A high-risk pedophile held for 19 years in the Minnesota Sex Offender Program will be discharged to a St. Paul halfway house under a precedent-setting ruling handed down Friday by a judicial panel in Ramsey County.
The discharge of Clarence Opheim, 64, is the first to be granted by judicial order since the program's creation in 1994 and will test Minnesota's ability to balance public safety concerns against the constitutional rights of offenders held under court commitment.
The abrupt ruling came after the three judges learned just before a hearing Friday that there were no objections to Opheim's discharge from state Human Services Commissioner Lucinda Jesson, whose agency oversees the sex-offender program, or the Hennepin County attorney's office.
Opheim, who was convicted in Hennepin County of criminal sexual assault of a teenage boy in the late 1980s, was committed to the sex-offender program at its inception, after serving about four years in prison.

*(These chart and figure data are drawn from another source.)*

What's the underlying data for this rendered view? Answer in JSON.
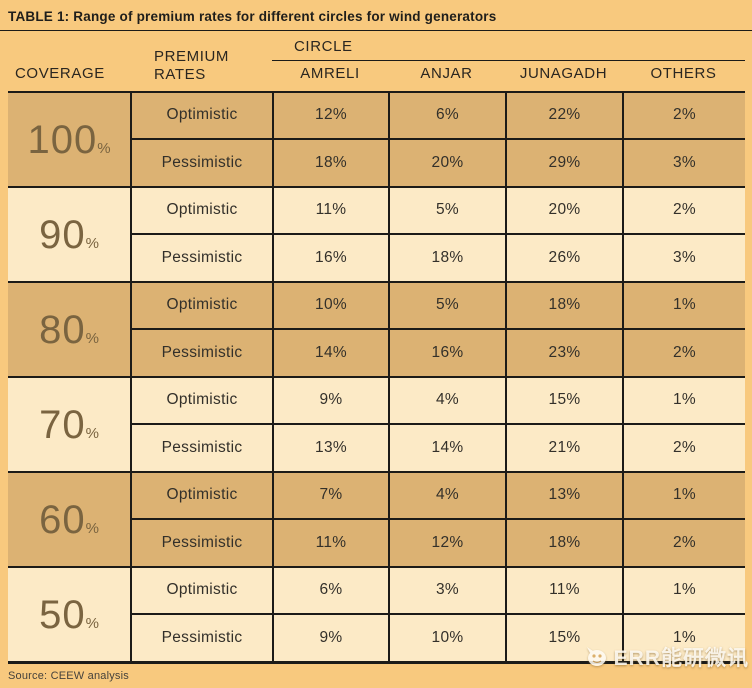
{
  "title": "TABLE 1: Range of premium rates for different circles for wind generators",
  "header": {
    "coverage": "COVERAGE",
    "premium_rates": "PREMIUM RATES",
    "circle_group": "CIRCLE",
    "circle_columns": [
      "AMRELI",
      "ANJAR",
      "JUNAGADH",
      "OTHERS"
    ]
  },
  "chart_data": {
    "type": "table",
    "table_number": "TABLE 1",
    "title": "Range of premium rates for different circles for wind generators",
    "unit": "percent",
    "columns": [
      "COVERAGE",
      "PREMIUM RATES",
      "AMRELI",
      "ANJAR",
      "JUNAGADH",
      "OTHERS"
    ],
    "column_group": {
      "label": "CIRCLE",
      "spans": [
        "AMRELI",
        "ANJAR",
        "JUNAGADH",
        "OTHERS"
      ]
    },
    "bands": [
      {
        "coverage": 100,
        "rows": [
          {
            "label": "Optimistic",
            "values": [
              12,
              6,
              22,
              2
            ]
          },
          {
            "label": "Pessimistic",
            "values": [
              18,
              20,
              29,
              3
            ]
          }
        ]
      },
      {
        "coverage": 90,
        "rows": [
          {
            "label": "Optimistic",
            "values": [
              11,
              5,
              20,
              2
            ]
          },
          {
            "label": "Pessimistic",
            "values": [
              16,
              18,
              26,
              3
            ]
          }
        ]
      },
      {
        "coverage": 80,
        "rows": [
          {
            "label": "Optimistic",
            "values": [
              10,
              5,
              18,
              1
            ]
          },
          {
            "label": "Pessimistic",
            "values": [
              14,
              16,
              23,
              2
            ]
          }
        ]
      },
      {
        "coverage": 70,
        "rows": [
          {
            "label": "Optimistic",
            "values": [
              9,
              4,
              15,
              1
            ]
          },
          {
            "label": "Pessimistic",
            "values": [
              13,
              14,
              21,
              2
            ]
          }
        ]
      },
      {
        "coverage": 60,
        "rows": [
          {
            "label": "Optimistic",
            "values": [
              7,
              4,
              13,
              1
            ]
          },
          {
            "label": "Pessimistic",
            "values": [
              11,
              12,
              18,
              2
            ]
          }
        ]
      },
      {
        "coverage": 50,
        "rows": [
          {
            "label": "Optimistic",
            "values": [
              6,
              3,
              11,
              1
            ]
          },
          {
            "label": "Pessimistic",
            "values": [
              9,
              10,
              15,
              1
            ]
          }
        ]
      }
    ],
    "source": "Source: CEEW analysis"
  },
  "footer": {
    "source": "Source: CEEW analysis"
  },
  "watermark": {
    "text": "ERR能研微讯"
  },
  "colors": {
    "page_bg": "#F8C97E",
    "band_dark": "#DCB273",
    "band_light": "#FCEAC6",
    "border": "#1C1B18",
    "text": "#2E2B25",
    "coverage_text": "#7A6440"
  }
}
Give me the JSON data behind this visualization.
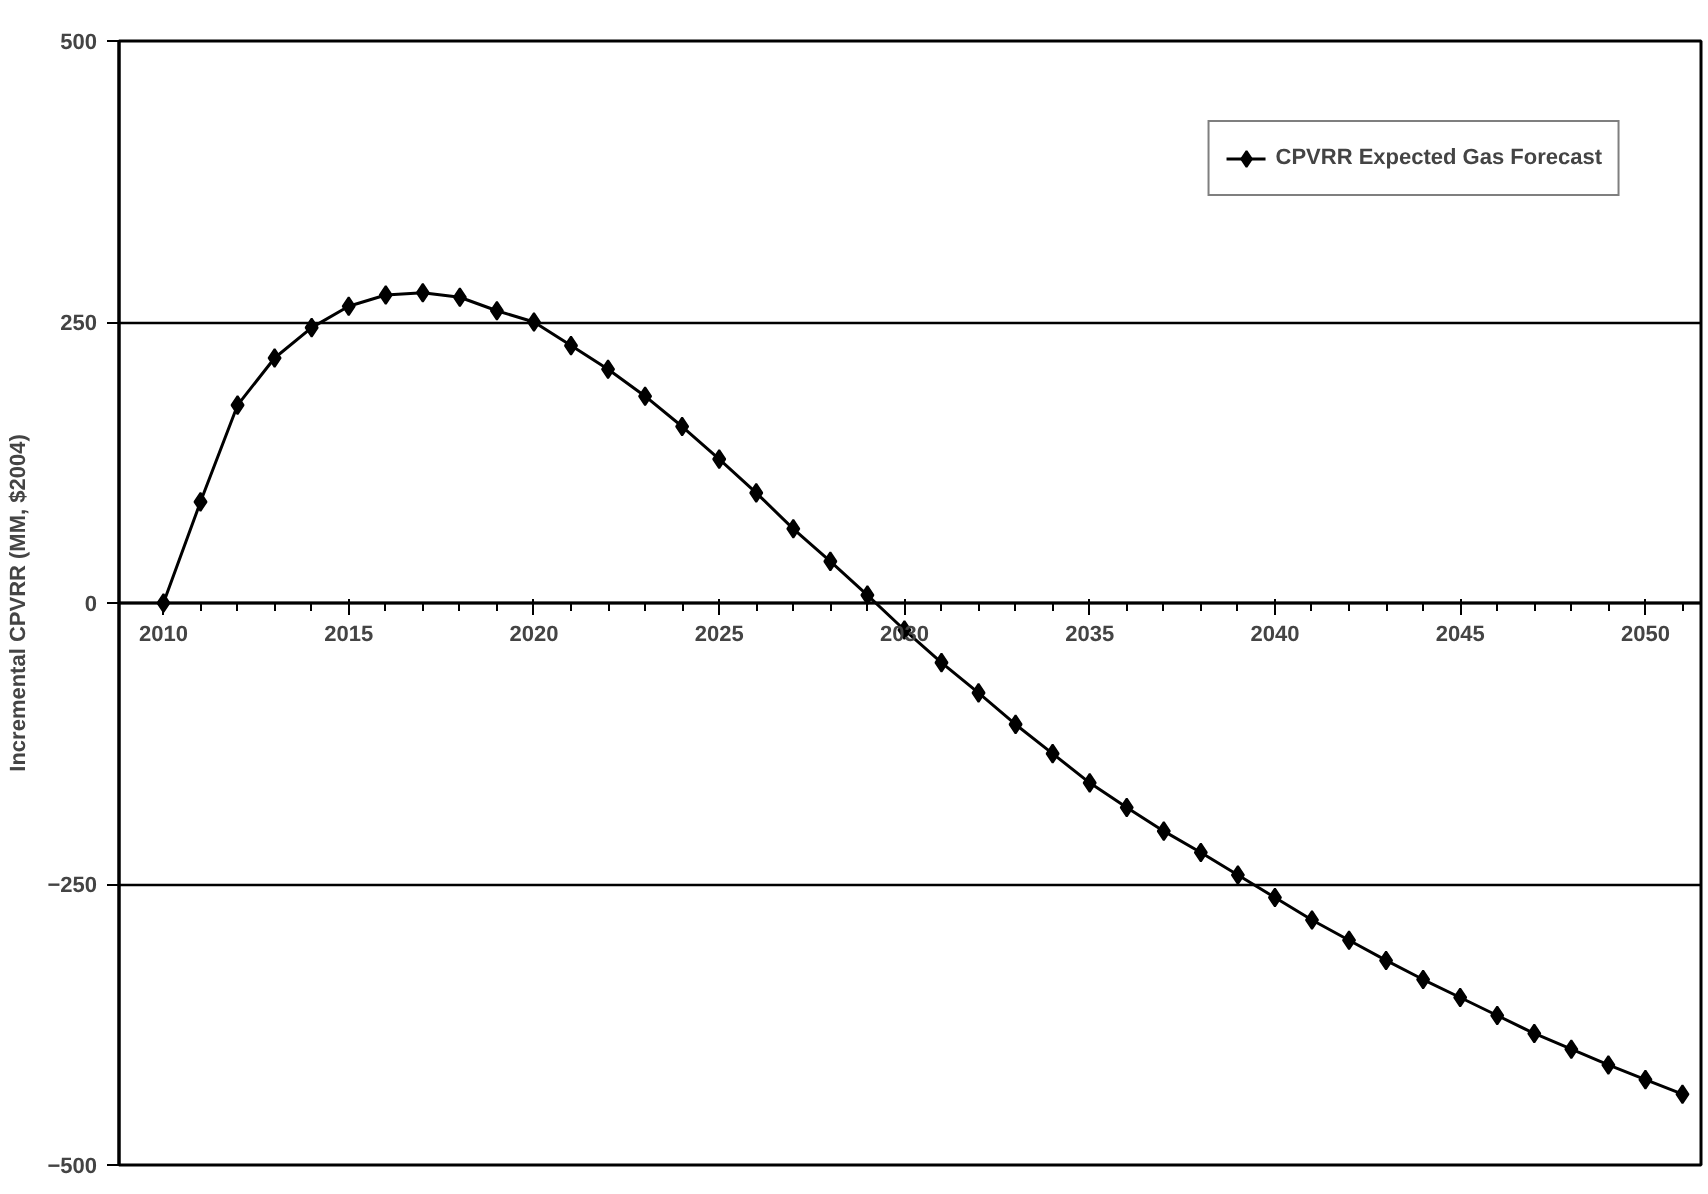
{
  "chart_data": {
    "type": "line",
    "ylabel": "Incremental CPVRR (MM, $2004)",
    "x": [
      2010,
      2011,
      2012,
      2013,
      2014,
      2015,
      2016,
      2017,
      2018,
      2019,
      2020,
      2021,
      2022,
      2023,
      2024,
      2025,
      2026,
      2027,
      2028,
      2029,
      2030,
      2031,
      2032,
      2033,
      2034,
      2035,
      2036,
      2037,
      2038,
      2039,
      2040,
      2041,
      2042,
      2043,
      2044,
      2045,
      2046,
      2047,
      2048,
      2049,
      2050,
      2051
    ],
    "series": [
      {
        "name": "CPVRR Expected Gas Forecast",
        "color": "#000000",
        "values": [
          0,
          90,
          176,
          218,
          245,
          264,
          274,
          276,
          272,
          260,
          250,
          229,
          208,
          184,
          157,
          128,
          98,
          66,
          37,
          7,
          -24,
          -53,
          -80,
          -108,
          -134,
          -160,
          -182,
          -203,
          -222,
          -242,
          -262,
          -282,
          -300,
          -318,
          -335,
          -351,
          -367,
          -383,
          -397,
          -411,
          -424,
          -437
        ]
      }
    ],
    "xlim": [
      2008.8,
      2051.5
    ],
    "xticks": [
      2010,
      2015,
      2020,
      2025,
      2030,
      2035,
      2040,
      2045,
      2050
    ],
    "ylim": [
      -500,
      500
    ],
    "yticks": [
      -500,
      -250,
      0,
      250,
      500
    ],
    "grid": "y",
    "legend": "top right",
    "marker": "diamond",
    "line_style": "solid"
  }
}
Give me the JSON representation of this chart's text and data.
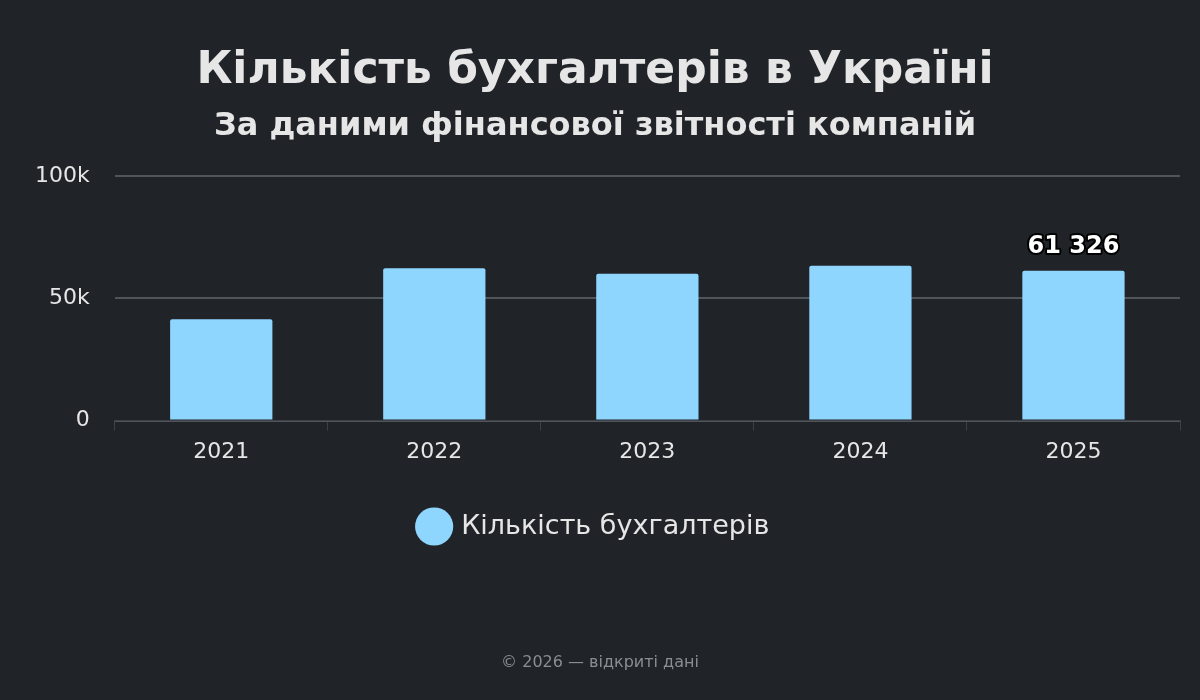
{
  "chart_data": {
    "type": "bar",
    "title": "Кількість бухгалтерів в Україні",
    "subtitle": "За даними фінансової звітності компаній",
    "categories": [
      "2021",
      "2022",
      "2023",
      "2024",
      "2025"
    ],
    "series": [
      {
        "name": "Кількість бухгалтерів",
        "color": "#8fd6ff",
        "values": [
          41500,
          62300,
          60100,
          63400,
          61326
        ],
        "value_labels": [
          null,
          null,
          null,
          null,
          "61 326"
        ]
      }
    ],
    "ylim": [
      0,
      100000
    ],
    "yticks": [
      {
        "value": 0,
        "label": "0"
      },
      {
        "value": 50000,
        "label": "50k"
      },
      {
        "value": 100000,
        "label": "100k"
      }
    ],
    "grid": "y",
    "legend": "bottom",
    "annotations": [
      "© 2026 — відкриті дані"
    ]
  }
}
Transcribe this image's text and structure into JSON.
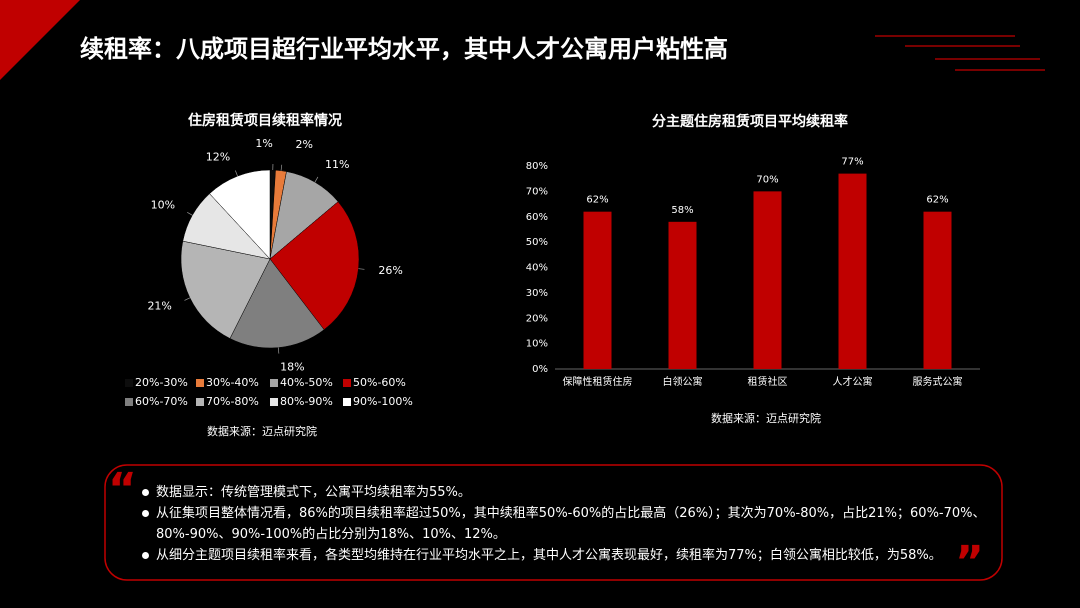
{
  "title": "续租率：八成项目超行业平均水平，其中人才公寓用户粘性高",
  "chart_data": [
    {
      "type": "pie",
      "title": "住房租赁项目续租率情况",
      "categories": [
        "20%-30%",
        "30%-40%",
        "40%-50%",
        "50%-60%",
        "60%-70%",
        "70%-80%",
        "80%-90%",
        "90%-100%"
      ],
      "values": [
        1,
        2,
        11,
        26,
        18,
        21,
        10,
        12
      ],
      "value_labels": [
        "1%",
        "2%",
        "11%",
        "26%",
        "18%",
        "21%",
        "10%",
        "12%"
      ],
      "colors": [
        "#0d0d0d",
        "#e87b3a",
        "#a6a6a6",
        "#c00000",
        "#7f7f7f",
        "#b5b5b5",
        "#e6e6e6",
        "#ffffff"
      ],
      "source": "数据来源：迈点研究院"
    },
    {
      "type": "bar",
      "title": "分主题住房租赁项目平均续租率",
      "categories": [
        "保障性租赁住房",
        "白领公寓",
        "租赁社区",
        "人才公寓",
        "服务式公寓"
      ],
      "values": [
        62,
        58,
        70,
        77,
        62
      ],
      "value_labels": [
        "62%",
        "58%",
        "70%",
        "77%",
        "62%"
      ],
      "color": "#c00000",
      "ylim": [
        0,
        80
      ],
      "yticks": [
        {
          "value": 0,
          "label": "0%"
        },
        {
          "value": 10,
          "label": "10%"
        },
        {
          "value": 20,
          "label": "20%"
        },
        {
          "value": 30,
          "label": "30%"
        },
        {
          "value": 40,
          "label": "40%"
        },
        {
          "value": 50,
          "label": "50%"
        },
        {
          "value": 60,
          "label": "60%"
        },
        {
          "value": 70,
          "label": "70%"
        },
        {
          "value": 80,
          "label": "80%"
        }
      ],
      "source": "数据来源：迈点研究院"
    }
  ],
  "notes": [
    "数据显示：传统管理模式下，公寓平均续租率为55%。",
    "从征集项目整体情况看，86%的项目续租率超过50%，其中续租率50%-60%的占比最高（26%）；其次为70%-80%，占比21%；60%-70%、80%-90%、90%-100%的占比分别为18%、10%、12%。",
    "从细分主题项目续租率来看，各类型均维持在行业平均水平之上，其中人才公寓表现最好，续租率为77%；白领公寓相比较低，为58%。"
  ]
}
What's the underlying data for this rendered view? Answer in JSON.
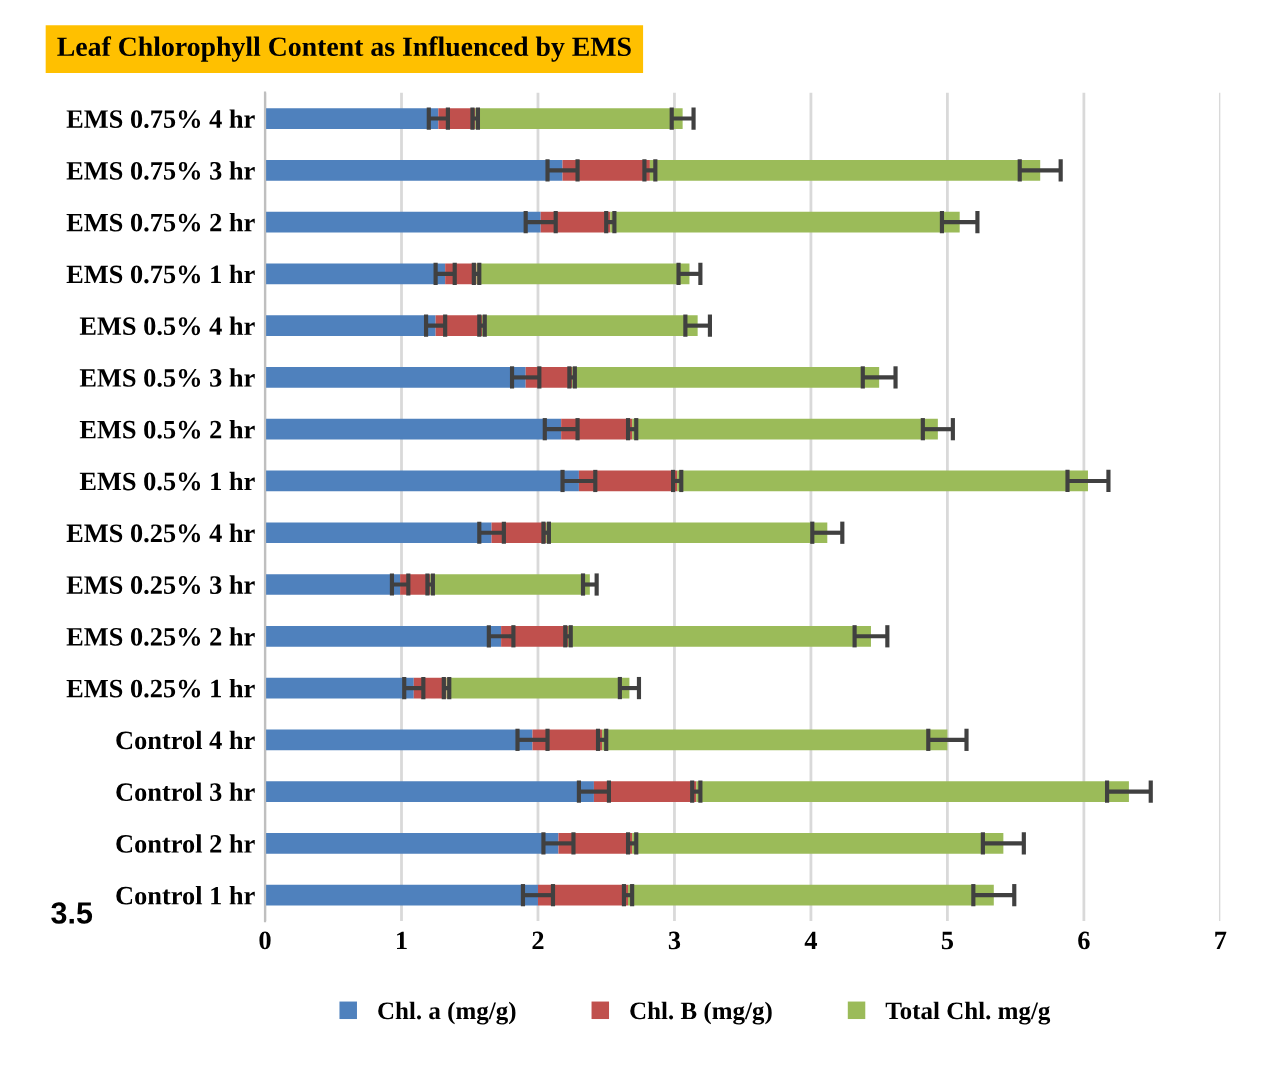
{
  "chart_data": {
    "type": "bar",
    "orientation": "horizontal",
    "stacked": true,
    "title": "Leaf Chlorophyll Content as Influenced by EMS",
    "categories": [
      "EMS 0.75% 4 hr",
      "EMS 0.75% 3 hr",
      "EMS 0.75% 2 hr",
      "EMS 0.75% 1 hr",
      "EMS 0.5% 4 hr",
      "EMS 0.5% 3 hr",
      "EMS 0.5% 2 hr",
      "EMS 0.5% 1 hr",
      "EMS 0.25% 4 hr",
      "EMS 0.25% 3 hr",
      "EMS 0.25% 2 hr",
      "EMS 0.25% 1 hr",
      "Control 4 hr",
      "Control 3 hr",
      "Control 2 hr",
      "Control 1 hr"
    ],
    "series": [
      {
        "name": "Chl. a (mg/g)",
        "color": "#4f81bd",
        "values": [
          1.27,
          2.18,
          2.02,
          1.32,
          1.25,
          1.91,
          2.17,
          2.3,
          1.66,
          0.99,
          1.73,
          1.09,
          1.96,
          2.41,
          2.15,
          2.0
        ],
        "errors": [
          0.07,
          0.11,
          0.11,
          0.07,
          0.07,
          0.1,
          0.12,
          0.12,
          0.09,
          0.06,
          0.09,
          0.07,
          0.11,
          0.11,
          0.11,
          0.11
        ]
      },
      {
        "name": "Chl. B (mg/g)",
        "color": "#c0504d",
        "values": [
          0.27,
          0.64,
          0.51,
          0.23,
          0.34,
          0.34,
          0.52,
          0.72,
          0.4,
          0.22,
          0.49,
          0.24,
          0.51,
          0.75,
          0.54,
          0.66
        ],
        "errors": [
          0.02,
          0.04,
          0.03,
          0.02,
          0.02,
          0.02,
          0.03,
          0.03,
          0.02,
          0.02,
          0.02,
          0.02,
          0.03,
          0.03,
          0.03,
          0.03
        ]
      },
      {
        "name": "Total Chl. mg/g",
        "color": "#9bbb59",
        "values": [
          1.52,
          2.86,
          2.56,
          1.56,
          1.58,
          2.25,
          2.24,
          3.01,
          2.06,
          1.17,
          2.22,
          1.34,
          2.53,
          3.17,
          2.72,
          2.68
        ],
        "errors": [
          0.08,
          0.15,
          0.13,
          0.08,
          0.09,
          0.12,
          0.11,
          0.15,
          0.11,
          0.05,
          0.12,
          0.07,
          0.14,
          0.16,
          0.15,
          0.15
        ]
      }
    ],
    "xlim": [
      0,
      7
    ],
    "xticks": [
      0,
      1,
      2,
      3,
      4,
      5,
      6,
      7
    ],
    "grid": "x",
    "legend": "bottom",
    "annotations": [
      "3.5"
    ]
  }
}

Three weeks ago, Jesson wrote the court saying she opposed Opheim's discharge, but reversed herself after reviewing an independent examiner's file on Opheim's progress in chemical dependency counseling. She said she concluded that Opheim had progressed enough to deserve greater freedom.
"This is to advise the panel that based upon a thorough review of Mr. Opheim's entire treatment file ... I do not oppose Mr. Opheim's petition for provisional discharge," Jesson wrote in a letter dated Feb. 3.
Following a 20-minute hearing Friday morning, the judges accepted a detailed discharge plan agreed upon between Jesson's agency and the county attorney's office, a strict blueprint governing Opheim's life as he moves from an unlocked but monitored residence on the grounds of the Minnesota Security Hospital in St. Peter to the halfway house in St. Paul.
Opheim has lived under supervision in the St. Peter residence since mid-2009. The St. Paul halfway house is staffed around the clock and is licensed by the state Department of Corrections.